The Problem: It’s always a struggle to find out what people really think.
The Solution: Replace focus groups with comedy sessions to get a true insight.
During a course at London Business School, after a student in the class made an observation and the whole class laughed, the professor said that such laughter was a good sign that everyone in the room was thinking the same way, but afraid to say it, perhaps for fear of looking stupid.
Although focus groups have produced some useful insights, they have also produced plenty of failures, with people often saying things they don’t mean.
Polling has also been subject to failure, including ‘shy Tories’ in the UK not admitting they were going to vote Conservative at the next general election, which distorted the poll results.
Research has shown that Google trends can offer a good insight into how people really think, one of the few places where they will ask the questions they aren’t willing to do so in public (especially if they are on private browsing!).
I think there is another way.
Based on that first observation at London Business School, we should be using comedy to work out how people feel.
![](https://static.wixstatic.com/media/11062b_63fa585c0243458abb0565dac6117fd3~mv2.jpg/v1/fill/w_980,h_653,al_c,q_85,usm_0.66_1.00_0.01,enc_auto/11062b_63fa585c0243458abb0565dac6117fd3~mv2.jpg)
Successful jokes have to reflect what people are thinking, they have to make sense in their lives, and they have to do so at scale.
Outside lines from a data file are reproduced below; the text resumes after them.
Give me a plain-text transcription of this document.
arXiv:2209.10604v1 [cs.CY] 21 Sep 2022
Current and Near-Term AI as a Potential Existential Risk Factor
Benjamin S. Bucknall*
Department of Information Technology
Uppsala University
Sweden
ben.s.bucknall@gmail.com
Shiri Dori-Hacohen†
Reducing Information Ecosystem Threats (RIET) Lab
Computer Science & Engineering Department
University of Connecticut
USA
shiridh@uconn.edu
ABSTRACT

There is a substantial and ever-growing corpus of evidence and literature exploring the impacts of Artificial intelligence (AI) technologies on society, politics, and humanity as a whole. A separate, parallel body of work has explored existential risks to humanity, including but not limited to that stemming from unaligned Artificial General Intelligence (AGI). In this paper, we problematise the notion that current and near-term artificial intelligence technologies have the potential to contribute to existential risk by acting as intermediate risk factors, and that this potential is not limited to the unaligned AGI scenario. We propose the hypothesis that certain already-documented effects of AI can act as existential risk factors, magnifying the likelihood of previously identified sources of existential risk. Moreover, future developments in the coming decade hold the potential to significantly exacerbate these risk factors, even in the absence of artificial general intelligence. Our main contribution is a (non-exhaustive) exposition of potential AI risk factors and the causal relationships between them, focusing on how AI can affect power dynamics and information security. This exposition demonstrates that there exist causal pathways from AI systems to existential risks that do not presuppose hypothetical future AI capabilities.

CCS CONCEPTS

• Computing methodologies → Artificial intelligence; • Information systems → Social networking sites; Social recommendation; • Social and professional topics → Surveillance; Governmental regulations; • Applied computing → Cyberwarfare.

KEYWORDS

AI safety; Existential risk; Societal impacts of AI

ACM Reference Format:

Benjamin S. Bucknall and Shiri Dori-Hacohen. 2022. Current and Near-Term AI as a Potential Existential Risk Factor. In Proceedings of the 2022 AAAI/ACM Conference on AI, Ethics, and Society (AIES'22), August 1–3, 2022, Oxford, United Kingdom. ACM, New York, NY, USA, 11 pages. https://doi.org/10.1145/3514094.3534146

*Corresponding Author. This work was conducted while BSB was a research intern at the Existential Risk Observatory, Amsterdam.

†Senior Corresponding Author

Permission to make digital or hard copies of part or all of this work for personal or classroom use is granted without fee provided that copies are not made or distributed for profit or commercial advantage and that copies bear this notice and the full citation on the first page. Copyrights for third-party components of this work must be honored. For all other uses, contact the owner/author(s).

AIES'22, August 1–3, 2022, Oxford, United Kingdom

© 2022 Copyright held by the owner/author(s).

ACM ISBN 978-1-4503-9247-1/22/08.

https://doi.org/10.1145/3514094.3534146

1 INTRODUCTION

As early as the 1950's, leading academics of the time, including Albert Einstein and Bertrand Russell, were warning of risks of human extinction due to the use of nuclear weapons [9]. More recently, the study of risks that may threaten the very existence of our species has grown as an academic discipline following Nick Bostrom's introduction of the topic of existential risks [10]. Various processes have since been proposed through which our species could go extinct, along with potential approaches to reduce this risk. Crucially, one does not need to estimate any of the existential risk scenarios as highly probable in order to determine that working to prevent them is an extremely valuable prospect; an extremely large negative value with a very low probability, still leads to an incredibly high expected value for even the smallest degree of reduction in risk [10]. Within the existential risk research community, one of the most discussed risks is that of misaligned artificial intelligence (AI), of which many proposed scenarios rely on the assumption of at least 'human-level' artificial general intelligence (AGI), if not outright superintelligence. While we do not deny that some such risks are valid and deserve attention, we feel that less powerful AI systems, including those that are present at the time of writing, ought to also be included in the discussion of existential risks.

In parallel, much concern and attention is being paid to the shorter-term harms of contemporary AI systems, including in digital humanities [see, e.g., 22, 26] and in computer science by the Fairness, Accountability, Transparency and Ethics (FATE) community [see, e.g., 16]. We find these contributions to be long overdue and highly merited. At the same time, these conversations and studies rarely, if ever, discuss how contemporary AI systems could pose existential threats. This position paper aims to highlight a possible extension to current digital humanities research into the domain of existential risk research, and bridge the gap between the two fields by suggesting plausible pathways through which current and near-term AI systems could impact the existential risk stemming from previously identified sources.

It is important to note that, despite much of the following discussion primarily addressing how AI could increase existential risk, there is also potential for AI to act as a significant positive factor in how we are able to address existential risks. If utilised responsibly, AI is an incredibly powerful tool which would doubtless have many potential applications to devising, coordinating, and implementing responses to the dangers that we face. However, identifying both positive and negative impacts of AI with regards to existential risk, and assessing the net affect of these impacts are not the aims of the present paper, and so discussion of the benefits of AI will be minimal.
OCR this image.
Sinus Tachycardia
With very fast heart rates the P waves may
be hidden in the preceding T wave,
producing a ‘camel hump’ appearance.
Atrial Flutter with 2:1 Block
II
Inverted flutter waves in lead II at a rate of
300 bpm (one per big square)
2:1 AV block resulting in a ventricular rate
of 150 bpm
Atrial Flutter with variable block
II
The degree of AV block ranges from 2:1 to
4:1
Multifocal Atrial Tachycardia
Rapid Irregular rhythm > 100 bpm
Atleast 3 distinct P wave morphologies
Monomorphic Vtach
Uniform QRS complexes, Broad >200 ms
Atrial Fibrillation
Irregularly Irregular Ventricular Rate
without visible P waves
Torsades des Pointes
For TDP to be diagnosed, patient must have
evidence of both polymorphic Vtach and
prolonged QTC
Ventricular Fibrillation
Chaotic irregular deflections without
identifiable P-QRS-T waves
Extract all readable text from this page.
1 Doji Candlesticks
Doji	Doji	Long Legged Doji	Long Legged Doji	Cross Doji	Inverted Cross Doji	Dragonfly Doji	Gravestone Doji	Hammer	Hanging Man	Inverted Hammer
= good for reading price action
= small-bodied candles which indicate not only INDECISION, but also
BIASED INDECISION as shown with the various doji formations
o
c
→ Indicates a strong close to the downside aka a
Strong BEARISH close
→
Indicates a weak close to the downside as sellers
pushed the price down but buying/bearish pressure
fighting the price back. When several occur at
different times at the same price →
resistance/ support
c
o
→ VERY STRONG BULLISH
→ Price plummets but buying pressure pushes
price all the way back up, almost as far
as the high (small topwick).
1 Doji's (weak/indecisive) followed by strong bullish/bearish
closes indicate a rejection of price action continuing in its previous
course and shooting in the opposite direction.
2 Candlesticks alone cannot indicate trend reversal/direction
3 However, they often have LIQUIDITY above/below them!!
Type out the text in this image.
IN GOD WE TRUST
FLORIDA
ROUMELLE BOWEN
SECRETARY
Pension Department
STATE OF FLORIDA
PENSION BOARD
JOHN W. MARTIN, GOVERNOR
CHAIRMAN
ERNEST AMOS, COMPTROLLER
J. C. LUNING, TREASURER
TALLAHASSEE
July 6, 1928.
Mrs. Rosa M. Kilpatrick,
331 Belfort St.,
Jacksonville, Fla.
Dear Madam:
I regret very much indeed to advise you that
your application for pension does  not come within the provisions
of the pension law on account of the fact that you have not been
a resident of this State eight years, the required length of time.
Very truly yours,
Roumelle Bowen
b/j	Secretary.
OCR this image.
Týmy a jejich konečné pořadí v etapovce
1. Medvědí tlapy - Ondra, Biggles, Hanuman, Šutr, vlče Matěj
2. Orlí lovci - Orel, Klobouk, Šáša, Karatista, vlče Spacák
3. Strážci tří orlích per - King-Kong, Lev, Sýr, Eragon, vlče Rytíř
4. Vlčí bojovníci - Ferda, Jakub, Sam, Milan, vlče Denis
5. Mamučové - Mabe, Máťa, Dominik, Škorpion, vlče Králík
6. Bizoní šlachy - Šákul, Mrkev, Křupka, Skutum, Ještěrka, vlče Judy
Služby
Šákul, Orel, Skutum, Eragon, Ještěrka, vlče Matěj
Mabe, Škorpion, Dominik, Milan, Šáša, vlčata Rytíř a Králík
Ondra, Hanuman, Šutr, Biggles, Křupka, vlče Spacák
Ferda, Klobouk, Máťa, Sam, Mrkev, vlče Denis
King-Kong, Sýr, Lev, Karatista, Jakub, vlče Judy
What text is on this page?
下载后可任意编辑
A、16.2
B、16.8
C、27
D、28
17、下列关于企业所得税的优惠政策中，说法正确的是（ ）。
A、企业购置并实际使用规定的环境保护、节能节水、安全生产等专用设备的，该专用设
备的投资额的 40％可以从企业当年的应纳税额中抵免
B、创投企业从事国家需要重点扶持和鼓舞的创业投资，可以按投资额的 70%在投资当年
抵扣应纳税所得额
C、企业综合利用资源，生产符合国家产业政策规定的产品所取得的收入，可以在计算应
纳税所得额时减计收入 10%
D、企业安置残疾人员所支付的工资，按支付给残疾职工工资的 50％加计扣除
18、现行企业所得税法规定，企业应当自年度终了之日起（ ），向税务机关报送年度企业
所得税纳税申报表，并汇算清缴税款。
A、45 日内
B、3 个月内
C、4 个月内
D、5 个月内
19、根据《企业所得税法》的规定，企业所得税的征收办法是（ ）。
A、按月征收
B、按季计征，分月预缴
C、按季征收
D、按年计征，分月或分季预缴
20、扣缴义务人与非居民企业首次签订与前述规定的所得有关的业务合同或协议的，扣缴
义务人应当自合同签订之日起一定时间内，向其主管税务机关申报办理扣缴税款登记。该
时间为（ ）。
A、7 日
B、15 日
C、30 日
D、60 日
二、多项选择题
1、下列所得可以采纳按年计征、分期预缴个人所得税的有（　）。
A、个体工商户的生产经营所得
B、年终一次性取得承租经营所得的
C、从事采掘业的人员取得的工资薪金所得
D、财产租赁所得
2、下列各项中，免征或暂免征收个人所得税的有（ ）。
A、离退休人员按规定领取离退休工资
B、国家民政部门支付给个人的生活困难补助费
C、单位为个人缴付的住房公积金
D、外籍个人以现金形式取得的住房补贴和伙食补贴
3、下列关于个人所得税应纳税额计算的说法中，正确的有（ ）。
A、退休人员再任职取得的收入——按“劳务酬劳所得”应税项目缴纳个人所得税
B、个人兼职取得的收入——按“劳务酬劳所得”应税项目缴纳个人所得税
Want to know what people think of your brand? Ask a comedian to make jokes about it and see which ones get the most laughs. Or get influencers to produce funny memes online and see which ones get the most shares and likes.
Want to know if people will buy a product? Make a joke about how the people you think would need or want the product behave without it and see if people laugh, and the punchline becomes, ‘why don’t they just use [insert your product here]’.
If there are nods in the audience, it’s likely to be worth producing the product. If it’s blank stares and silence then it’s back to the drawing board.
The advantage of using comedians for market research is that people don’t know they’re being researched, so they react more honestly.
And it costs less; instead of paying people to attend a focus group, they pay you to attend the comedy show.
Cheaper, better, and more honest customer feedback, what company wouldn’t want that?
Now you know that if you answer 'my company' to the above line and people laugh, it's time to move jobs!